# little feedback on my website please?



## matthewo (Sep 26, 2012)

hi, i just changed the layout of my personal website around a little.  could someone check it out.  its just a simple html site, nothing flashy, just to host personal fun photos.  i have another website ready if i wish to start posting people photography

the website doesnt have much content on the front page right now, but i plan to have the small 500x200px slide show, that you see there, then photos under it.  then off to the side galleries of like photos, or events, or locations.

orseinv.com - photography

thanks for looking


----------



## tirediron (Sep 27, 2012)

So far so good...  I would try and get a little 'About me' information in their as well as maybe a line or two about where, when, etc.


----------



## spacefuzz (Sep 27, 2012)

Looks ok.  Some things I noticed: the front page landscape photo wouldnt open when I clicked on it. When I clicked on the photos below it opened in a new window which I didnt like.  
I liked the galleries.


----------



## matthewo (Sep 28, 2012)

spacefuzz said:


> Looks ok. Some things I noticed: the front page landscape photo wouldnt open when I clicked on it.

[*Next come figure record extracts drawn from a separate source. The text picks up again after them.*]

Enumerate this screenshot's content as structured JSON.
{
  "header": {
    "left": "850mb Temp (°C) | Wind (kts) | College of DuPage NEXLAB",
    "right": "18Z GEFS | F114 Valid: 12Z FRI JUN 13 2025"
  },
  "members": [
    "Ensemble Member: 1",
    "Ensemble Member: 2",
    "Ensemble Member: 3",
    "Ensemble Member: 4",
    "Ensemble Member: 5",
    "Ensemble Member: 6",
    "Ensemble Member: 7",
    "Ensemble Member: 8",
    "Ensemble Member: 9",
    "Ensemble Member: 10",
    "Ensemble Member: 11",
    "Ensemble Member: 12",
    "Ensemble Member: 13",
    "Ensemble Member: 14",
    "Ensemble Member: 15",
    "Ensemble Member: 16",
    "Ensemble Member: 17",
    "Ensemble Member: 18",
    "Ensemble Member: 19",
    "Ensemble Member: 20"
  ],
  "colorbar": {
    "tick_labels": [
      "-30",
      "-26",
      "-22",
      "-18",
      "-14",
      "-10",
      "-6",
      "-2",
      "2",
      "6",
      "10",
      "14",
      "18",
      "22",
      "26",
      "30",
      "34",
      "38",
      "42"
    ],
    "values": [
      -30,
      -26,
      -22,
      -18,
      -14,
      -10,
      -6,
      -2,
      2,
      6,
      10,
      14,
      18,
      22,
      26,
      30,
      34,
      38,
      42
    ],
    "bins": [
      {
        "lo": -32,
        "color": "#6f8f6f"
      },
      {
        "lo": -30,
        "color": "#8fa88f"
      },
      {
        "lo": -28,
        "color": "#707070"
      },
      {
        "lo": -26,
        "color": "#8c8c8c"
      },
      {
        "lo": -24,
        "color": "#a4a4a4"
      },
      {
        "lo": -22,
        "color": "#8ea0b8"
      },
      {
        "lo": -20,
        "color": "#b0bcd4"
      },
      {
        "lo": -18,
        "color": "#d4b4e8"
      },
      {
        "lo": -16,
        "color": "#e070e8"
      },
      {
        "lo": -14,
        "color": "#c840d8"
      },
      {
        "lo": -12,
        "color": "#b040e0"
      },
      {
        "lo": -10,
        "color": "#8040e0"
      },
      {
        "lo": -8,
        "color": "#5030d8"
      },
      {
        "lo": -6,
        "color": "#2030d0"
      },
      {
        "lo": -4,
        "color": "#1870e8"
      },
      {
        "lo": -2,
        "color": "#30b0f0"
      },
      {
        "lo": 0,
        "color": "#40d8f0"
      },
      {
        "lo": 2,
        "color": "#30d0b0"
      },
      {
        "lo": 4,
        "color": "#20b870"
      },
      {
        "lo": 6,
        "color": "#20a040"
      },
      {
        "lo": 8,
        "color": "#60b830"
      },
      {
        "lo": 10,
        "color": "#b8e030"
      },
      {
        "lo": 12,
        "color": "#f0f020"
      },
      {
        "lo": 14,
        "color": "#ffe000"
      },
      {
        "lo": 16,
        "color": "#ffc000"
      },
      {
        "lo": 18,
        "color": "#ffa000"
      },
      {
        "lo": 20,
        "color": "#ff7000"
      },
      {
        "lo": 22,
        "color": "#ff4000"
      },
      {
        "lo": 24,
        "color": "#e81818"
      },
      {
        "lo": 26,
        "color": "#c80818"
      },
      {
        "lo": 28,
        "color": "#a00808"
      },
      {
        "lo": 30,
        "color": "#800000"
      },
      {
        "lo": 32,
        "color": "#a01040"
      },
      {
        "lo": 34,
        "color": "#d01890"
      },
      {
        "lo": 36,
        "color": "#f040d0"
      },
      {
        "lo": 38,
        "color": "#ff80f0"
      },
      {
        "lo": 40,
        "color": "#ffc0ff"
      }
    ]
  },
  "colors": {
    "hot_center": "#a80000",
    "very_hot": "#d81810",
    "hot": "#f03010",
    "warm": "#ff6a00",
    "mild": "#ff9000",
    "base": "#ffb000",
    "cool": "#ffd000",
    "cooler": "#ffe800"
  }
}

When I clicked on the photos below it opened in a new window which I didnt like.
> I liked the galleries.



thank you,  i never got around to making the photo a link.  i fixed it all now,  i will have more to put there, but this was kinda just a test.

thanks, i think you are correct on the opening in a new page thing,  check the website out now, i think its much better, it uses script to open the photo in a window on the page, then you click it to close like most website...


----------